When you place an order, you will have to instruct about the type of order you want to place.
Let’s look at the various types of stock orders.
A market order is the most common type of order placed in the stock markets. It is executed at the best available price in the market which means that the order is executed at the lowest price at that moment.
However, there can be a slight difference in the price you see on the app and the price at which the order is executed. This is because the price on the screen is one at which the last market transaction happened.
Stop Loss Market Order
Stop-loss is an advance order used by traders and investors to sell a stock when it reaches a particular price point. It is used to limit losses or gains in a trade. By executing a stop loss market order traders and investors can automate the selling of a particular security when it reaches a pre-set price limit. However, once the set price level is breached it becomes a market order and the sell or buy price can differ as per the market fluctuations like any other market order.

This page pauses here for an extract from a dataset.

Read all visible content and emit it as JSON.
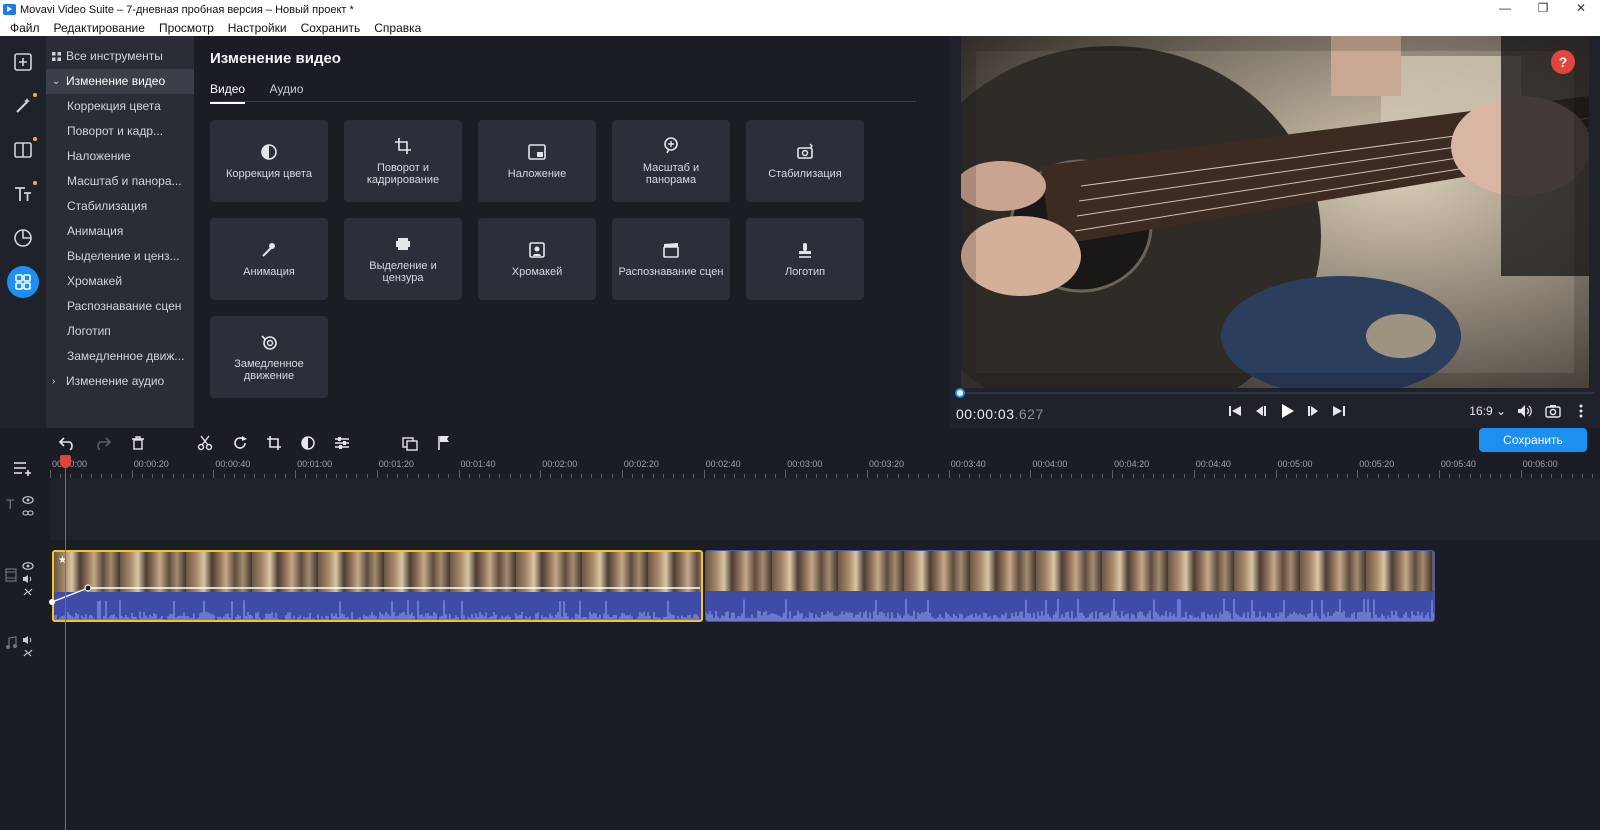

In a stop-loss market order investors can shrug off the pressure of monitoring a stock on a day-to-day basis. The trade gets triggered automatically when it reaches the prescribed limit, such orders can be very helpful for retail investors.
Instruction to trade at the best price currently available in the market, but only if it is equal to or better than the limit price of the order.
For buy orders: Limit Price < Current Market price, Trade price <= Limit price
For sell orders, Limit Price > Current Market price, Trade price >= Limit price
Stop Loss Limit Order
The stop-loss limit order is an advanced version of the stop-loss market order wherein a trader or an investor can overcome the uncertainty attached to the stop-loss market order which is not knowing at what price the order will be executed at.
The stop-limit order gives the investor an opportunity to specify the limit price i.e. the maximum price at which the buy order should be executed and the minimum price at which the sell order should be triggered. Hence, the stop loss limit buy order is triggered as soon as the stock price reaches the desired limit and an attempt to buy is made at the limit price or lower. Similarly, the stop-loss limit sell order is activated as soon as the stock price reaches the limit and then an attempt to sell is made at the desired limit or higher.
Cover order is an advance intraday order accompanied by a compulsory Stop Loss Order. This helps traders minimize their losses by safeguarding themselves from unexpected market movements.
Cover order offers high leverage and is available in Equity Cash and Equity F&O segment. It has 2 orders in itself – Limit or Market Order and Stop Loss Order. These orders can be Buy Long or Sell Short orders.
One of the benefits of a cover order is that a trader can place an order with a stop loss and can hedge the risk of losing a substantial portion of the capital. Also, the compulsory Stop Loss feature reduces risk to a great extent, the leverage offered on Cover Orders is much higher when compared to naked intraday orders.
Bracket order is another type of order that you can place in intraday trading. Such an order combines a buy order with a stop-loss and a target order.
This means that along with the initial order, there will be two opposite side orders placed as well. Bracket orders can be placed during buying or selling shares.
In case the initial order is a buy order, then both the target and stop-loss orders will be sell orders. Similarly, when the initial order is a sell order, the other two orders will be a buy order.
For instance, an investor places a limit order to buy a stock of a company at Rs 1,000 per share. This is placed along with a stop-loss at Rs 970 per share and a target order at Rs 1,030 per share.
Here we can see that the investor’s main position of Rs 1,000 is bracketed by a higher-priced and lower-priced limit order.
Bracket orders help stock market traders to square off a favorable position by the end of the trading session.
Bracket orders may help intraday traders to curtail some risks because of the way bracket orders work. It will either help traders to book a profitable position with the target order in place or help to curtail losses to some extent with the stop-loss order in place.
Understanding various kinds of orders and their characteristics can give you a fair idea of how the market ecosystem works and what kind of order is suitable for you. Investors can opt for Market Order, Cover Order, and Bracket Order while trading or investing.